The last time we heard from Jennings, he was stretching his legs with Painted Shield, the synth-based supergroup whose self-titled debut album appeared in 2020. Recorded alongside Gossard, drummer Matt Chamberlain, and keyboardist/singer Brittany Davis, the album traded the organic sounds of Jennings’ earlier work for something more digital and driving. Fronting a band was a new experience for Jennings, affording him the opportunity to work with new collaborators and genre-crossing arrangements. It also shed new light on his own music.
“Being in that band really freed me up as a solo artist,” he explains. “The Painted Shield album was so bombastic that it allowed me up to put my folk hat back on once I began writing these new songs. Real Heart exists within the world of Nick Drake, John Fahey, and the acoustic Led Zeppelin songs that I love so much, with arrangements that often remind me of Tom Waits.. That’s the sound of this record, and I didn’t worry about bringing in new elements from other genres, just for diversity’s sake. I let this music be what it wanted to be.”
Real Heart is the sound of a musician easing back into his own skin and making art not only on his own terms, but on his own turf, too. Jennings began recording the album at his lake house outside St. Paul, Minnesota, strumming each song while staring at the water outside. “I live in a house that’s all glass windows, and I’d stare at the big lake while tracing these songs,” he explains. “I used one microphone and kept everything very basic, and that’s a big part of the record’s vibe. You can hear the room itself. It’s less about performance and pretense, and it’s more like we’re sitting in a room together, having a conversation. The cover art is a woven wall-hanging that my wife Josie made that is hanging on our lake house wall. That sets the tone: warmth, home, and intimacy.”

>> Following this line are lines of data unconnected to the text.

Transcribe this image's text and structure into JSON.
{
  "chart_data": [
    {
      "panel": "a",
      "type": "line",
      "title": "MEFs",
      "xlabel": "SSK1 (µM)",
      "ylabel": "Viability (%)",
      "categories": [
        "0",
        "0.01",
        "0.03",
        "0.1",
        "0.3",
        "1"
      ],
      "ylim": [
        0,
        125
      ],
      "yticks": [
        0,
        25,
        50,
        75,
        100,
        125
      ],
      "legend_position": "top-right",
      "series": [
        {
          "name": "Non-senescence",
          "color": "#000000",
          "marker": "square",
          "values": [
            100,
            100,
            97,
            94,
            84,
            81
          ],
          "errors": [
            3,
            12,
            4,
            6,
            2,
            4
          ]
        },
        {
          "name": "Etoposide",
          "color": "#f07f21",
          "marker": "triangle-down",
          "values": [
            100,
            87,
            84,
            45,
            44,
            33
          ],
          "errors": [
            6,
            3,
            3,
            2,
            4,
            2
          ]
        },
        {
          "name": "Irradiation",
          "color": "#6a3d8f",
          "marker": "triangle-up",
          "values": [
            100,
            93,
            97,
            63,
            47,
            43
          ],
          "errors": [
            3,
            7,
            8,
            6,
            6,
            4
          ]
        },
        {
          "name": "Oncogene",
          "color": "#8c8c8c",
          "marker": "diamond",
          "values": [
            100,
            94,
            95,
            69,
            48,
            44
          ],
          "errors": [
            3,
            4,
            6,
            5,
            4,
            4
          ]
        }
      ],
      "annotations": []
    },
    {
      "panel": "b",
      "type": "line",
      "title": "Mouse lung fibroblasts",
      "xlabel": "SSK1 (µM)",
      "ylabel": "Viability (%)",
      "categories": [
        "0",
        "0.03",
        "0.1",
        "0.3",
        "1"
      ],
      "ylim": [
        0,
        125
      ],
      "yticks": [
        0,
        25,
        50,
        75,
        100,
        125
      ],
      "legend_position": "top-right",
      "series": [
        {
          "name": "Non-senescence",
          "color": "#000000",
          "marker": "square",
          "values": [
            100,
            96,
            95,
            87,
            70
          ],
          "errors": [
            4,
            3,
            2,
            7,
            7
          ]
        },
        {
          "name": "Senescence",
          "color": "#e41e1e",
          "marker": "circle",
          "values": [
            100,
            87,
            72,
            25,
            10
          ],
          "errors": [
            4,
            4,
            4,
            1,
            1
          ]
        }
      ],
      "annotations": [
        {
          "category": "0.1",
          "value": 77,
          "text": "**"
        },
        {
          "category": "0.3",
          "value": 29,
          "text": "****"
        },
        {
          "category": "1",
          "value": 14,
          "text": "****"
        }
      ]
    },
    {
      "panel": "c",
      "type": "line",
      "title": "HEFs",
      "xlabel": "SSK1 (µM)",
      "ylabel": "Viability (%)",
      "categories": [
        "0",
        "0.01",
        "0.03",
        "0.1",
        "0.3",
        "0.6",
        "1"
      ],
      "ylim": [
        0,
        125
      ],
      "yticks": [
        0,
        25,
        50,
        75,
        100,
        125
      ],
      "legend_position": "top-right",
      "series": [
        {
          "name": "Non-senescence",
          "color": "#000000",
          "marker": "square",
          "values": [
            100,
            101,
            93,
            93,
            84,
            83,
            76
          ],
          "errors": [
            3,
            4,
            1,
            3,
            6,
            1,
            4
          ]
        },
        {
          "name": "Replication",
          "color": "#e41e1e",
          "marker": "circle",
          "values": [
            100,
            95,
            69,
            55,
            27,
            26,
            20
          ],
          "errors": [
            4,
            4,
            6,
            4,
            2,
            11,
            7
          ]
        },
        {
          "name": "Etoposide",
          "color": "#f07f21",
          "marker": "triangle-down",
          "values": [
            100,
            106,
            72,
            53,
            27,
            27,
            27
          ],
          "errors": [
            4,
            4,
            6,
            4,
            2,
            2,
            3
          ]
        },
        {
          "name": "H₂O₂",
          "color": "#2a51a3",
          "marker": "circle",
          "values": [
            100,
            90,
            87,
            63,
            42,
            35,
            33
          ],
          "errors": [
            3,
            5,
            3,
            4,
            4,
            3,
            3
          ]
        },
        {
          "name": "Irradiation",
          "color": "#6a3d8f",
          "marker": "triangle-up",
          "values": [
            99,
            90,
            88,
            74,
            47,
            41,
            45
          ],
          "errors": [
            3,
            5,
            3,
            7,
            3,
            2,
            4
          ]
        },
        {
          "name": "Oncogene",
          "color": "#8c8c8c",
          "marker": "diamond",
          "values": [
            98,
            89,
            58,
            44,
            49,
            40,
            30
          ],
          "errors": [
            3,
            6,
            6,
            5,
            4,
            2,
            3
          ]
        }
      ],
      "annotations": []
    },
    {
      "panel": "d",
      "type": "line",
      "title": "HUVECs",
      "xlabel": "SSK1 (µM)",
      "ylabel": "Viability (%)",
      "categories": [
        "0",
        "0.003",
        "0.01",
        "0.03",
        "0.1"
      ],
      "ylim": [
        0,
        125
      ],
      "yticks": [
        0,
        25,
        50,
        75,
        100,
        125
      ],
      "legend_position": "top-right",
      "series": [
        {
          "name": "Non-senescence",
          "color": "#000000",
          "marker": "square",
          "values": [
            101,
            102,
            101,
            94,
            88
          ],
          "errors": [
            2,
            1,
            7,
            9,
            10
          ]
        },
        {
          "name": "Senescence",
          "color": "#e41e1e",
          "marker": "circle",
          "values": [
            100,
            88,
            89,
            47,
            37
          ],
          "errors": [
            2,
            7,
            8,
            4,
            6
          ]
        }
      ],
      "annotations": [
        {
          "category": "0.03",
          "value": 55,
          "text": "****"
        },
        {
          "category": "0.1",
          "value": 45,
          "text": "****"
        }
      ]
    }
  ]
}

Today Glide is excited to premiere the video for “Tomorrow,” one of the standout tracks on the new album. Straddling the line between lushness and simplicity, Jennings conjures a stirring work of folk that showcases his enchanting vocals and his lyrical craftsmanship. The pleasant fall leaves that accompany the performance footage as a visual accentuate the song’s sweeping sense of calm. Channeling the Open C tuning of the great John Fahey, Jennings gifts the song a delicate touch that fits its theme of love and loss.
Jennings describes the inspiration behind the song:
Having time off the road during the pandemic allowed me to tune the guitars around my house to some crazy tunings that I never use in my live concerts. Usually, if I would try a different tuning I would have to change it back every few days to play a show. But the lockdown allowed me to leave my guitars in new strange open tunings for months. One of the tunings I fell in love with was Open C. John Fahey (who’s music I love) used it a lot. One day I was playing in that tuning and I started playing what became the song Tomorrow. I was sitting in my house which looks out on a lake and my wife Josie was weaving in the same room and it was mid afternoon. I started singing and the song basically wrote itself. It’s a love song about her for sure. But it’s also a song about the loss we all felt during the pandemic. It’s a borrowed world we live in and that became apparent over the last two years. It can be taken from us at any time. It was a good reminder to myself to have awareness of that and to lead with love. To have gratitude for the little things in life. And gratitude for each other and our time together.